Potted Shrimp are a traditional British dish. It is brown shrimp put in a little jar (or
pot) with nutmeg flavoured butter – which acts as a preservative.
You may also find it with the addition of cayenne
pepper.
You eat it with bread.
Both Ian Fleming and James Bond liked their potted
shrimp.
We can't get brown shrimp here but I did see some when
I was in France brought over by a friend of my sisters from Sark.
Here is the Guardian's recipe for perfect potted shrimp:
Juice of ¼ lemon
¼ tsp ground mace
¼ tsp white pepper
½ tsp anchovy paste or Gentleman's Relish
200g cooked and peeled brown shrimps
Cayenne pepper, to serve
1. Melt the butter in a pan over a gentle heat, and then allow to simmer until you spot the first dark flecks – watch it carefully, or it will burn.
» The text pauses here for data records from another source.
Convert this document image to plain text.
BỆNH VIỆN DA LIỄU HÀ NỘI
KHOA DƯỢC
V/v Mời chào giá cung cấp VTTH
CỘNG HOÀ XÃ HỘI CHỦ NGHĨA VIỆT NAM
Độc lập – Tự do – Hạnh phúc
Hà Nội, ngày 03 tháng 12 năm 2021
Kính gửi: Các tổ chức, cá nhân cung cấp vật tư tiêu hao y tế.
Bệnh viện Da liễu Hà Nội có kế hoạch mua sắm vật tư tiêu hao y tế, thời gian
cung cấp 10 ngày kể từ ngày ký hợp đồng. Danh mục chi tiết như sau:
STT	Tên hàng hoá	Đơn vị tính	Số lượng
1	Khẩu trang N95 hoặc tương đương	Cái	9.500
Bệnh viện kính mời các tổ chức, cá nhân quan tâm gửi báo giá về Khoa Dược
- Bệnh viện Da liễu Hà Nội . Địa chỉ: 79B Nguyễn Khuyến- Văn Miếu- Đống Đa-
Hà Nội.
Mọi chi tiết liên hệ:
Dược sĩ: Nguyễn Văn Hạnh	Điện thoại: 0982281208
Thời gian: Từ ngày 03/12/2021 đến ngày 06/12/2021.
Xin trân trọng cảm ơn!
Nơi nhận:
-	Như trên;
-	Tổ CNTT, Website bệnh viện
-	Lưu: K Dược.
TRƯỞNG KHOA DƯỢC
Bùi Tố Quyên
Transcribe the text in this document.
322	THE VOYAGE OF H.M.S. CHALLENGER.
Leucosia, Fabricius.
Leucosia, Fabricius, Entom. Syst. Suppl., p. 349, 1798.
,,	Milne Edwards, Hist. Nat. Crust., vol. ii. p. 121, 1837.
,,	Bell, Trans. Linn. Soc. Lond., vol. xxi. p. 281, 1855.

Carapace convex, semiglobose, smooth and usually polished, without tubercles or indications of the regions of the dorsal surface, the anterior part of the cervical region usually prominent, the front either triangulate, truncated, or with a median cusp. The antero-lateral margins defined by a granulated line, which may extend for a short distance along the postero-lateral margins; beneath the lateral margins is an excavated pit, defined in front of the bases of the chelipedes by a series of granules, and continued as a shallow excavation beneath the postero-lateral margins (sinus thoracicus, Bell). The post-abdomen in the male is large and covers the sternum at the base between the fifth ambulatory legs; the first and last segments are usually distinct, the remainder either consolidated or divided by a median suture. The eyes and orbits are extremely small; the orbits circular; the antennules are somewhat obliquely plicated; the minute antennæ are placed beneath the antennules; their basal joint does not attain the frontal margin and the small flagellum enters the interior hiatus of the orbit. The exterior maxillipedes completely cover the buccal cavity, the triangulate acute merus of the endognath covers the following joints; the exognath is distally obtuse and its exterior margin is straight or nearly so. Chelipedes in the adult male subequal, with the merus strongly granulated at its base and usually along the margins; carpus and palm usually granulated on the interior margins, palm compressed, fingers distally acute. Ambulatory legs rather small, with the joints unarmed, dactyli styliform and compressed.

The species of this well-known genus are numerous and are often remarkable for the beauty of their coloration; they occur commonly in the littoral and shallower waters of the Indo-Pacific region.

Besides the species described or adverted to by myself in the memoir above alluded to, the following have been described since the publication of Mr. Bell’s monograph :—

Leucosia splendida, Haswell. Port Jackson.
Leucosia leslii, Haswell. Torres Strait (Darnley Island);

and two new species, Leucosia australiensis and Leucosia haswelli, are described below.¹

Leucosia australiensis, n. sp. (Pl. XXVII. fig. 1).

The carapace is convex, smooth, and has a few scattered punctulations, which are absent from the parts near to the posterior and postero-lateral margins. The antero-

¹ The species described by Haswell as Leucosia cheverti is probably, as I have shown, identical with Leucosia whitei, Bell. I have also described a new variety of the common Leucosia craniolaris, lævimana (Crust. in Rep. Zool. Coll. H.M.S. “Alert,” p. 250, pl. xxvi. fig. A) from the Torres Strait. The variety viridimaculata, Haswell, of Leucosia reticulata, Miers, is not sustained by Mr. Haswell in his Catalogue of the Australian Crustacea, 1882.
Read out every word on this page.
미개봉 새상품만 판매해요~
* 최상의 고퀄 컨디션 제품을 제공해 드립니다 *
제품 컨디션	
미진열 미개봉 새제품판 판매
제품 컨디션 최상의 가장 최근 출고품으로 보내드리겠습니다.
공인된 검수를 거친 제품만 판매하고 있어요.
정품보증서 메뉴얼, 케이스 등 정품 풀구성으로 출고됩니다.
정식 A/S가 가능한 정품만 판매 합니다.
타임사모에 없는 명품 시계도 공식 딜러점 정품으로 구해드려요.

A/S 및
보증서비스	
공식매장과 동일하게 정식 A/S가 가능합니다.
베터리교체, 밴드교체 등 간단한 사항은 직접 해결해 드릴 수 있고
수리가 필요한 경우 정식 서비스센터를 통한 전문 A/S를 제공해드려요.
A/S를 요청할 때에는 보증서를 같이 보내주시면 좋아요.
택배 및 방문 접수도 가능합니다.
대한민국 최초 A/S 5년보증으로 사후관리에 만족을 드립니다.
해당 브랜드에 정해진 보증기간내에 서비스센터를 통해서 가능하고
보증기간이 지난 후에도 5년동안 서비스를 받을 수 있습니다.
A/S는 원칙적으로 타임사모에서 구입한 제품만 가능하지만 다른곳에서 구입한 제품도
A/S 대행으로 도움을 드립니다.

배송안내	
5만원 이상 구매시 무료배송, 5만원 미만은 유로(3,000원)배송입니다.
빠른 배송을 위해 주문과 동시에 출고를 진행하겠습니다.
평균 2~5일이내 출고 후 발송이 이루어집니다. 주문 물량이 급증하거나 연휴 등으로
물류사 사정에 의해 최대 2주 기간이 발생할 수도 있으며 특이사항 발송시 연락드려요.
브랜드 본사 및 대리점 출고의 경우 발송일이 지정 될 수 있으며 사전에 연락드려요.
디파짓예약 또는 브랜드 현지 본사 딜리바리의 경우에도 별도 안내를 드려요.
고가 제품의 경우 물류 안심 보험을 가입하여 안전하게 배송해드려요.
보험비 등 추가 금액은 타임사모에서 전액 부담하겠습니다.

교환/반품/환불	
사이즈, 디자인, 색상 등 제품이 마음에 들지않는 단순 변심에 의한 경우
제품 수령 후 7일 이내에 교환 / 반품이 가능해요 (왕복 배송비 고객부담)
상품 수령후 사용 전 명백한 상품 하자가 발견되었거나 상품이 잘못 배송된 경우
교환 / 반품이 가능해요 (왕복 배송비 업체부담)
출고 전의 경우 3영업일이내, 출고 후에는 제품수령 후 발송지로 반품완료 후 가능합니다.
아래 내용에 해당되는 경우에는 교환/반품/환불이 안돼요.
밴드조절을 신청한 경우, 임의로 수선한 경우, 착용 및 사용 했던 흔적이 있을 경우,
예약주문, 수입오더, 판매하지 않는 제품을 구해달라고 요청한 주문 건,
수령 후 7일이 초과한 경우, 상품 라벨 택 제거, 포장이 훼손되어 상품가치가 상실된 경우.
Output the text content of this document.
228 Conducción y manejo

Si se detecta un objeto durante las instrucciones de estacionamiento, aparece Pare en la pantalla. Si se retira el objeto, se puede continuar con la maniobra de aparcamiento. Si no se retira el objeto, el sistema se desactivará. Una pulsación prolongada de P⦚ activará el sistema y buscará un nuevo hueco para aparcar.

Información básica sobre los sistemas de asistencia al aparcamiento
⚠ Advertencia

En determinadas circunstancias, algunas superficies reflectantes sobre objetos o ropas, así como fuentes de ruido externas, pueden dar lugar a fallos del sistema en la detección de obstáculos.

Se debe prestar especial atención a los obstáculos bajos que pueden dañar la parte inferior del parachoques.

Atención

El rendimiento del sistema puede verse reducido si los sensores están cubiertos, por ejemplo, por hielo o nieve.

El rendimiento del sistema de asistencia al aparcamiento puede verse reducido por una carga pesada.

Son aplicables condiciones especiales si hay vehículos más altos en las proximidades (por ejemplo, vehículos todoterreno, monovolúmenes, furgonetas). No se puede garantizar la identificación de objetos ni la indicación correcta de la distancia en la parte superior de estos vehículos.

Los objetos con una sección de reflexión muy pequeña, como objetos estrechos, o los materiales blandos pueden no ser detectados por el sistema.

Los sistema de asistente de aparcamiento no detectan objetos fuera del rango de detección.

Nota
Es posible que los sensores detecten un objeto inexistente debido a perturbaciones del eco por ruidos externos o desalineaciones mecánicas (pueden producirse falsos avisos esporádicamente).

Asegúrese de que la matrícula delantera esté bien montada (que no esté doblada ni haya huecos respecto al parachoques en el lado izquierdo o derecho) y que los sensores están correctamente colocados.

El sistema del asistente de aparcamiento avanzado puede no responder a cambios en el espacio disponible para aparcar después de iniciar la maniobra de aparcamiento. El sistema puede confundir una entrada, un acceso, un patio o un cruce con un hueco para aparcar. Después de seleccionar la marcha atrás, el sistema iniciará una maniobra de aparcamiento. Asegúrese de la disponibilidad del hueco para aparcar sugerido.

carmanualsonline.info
Strain through some butter muslin, or two sheets of kitchen roll, into a jug.
2. Wipe out the pan, and pour in two-thirds of the butter. Add the lemon juice, mace, pepper, anchovy essence and a pinch of salt and simmer very gently for five minutes, then take off the heat and allow to cool but not set. Divide the shrimps between 4 ramekins, pressing them in tightly.
3. When just warm, but still liquid, divide the spiced butter between the ramekins and put in the fridge to set. Once solid, pour over the remainder of the clarified butter and return to the fridge to set.
4. Serve with a sprinkle of cayenne pepper and a lot of hot toast.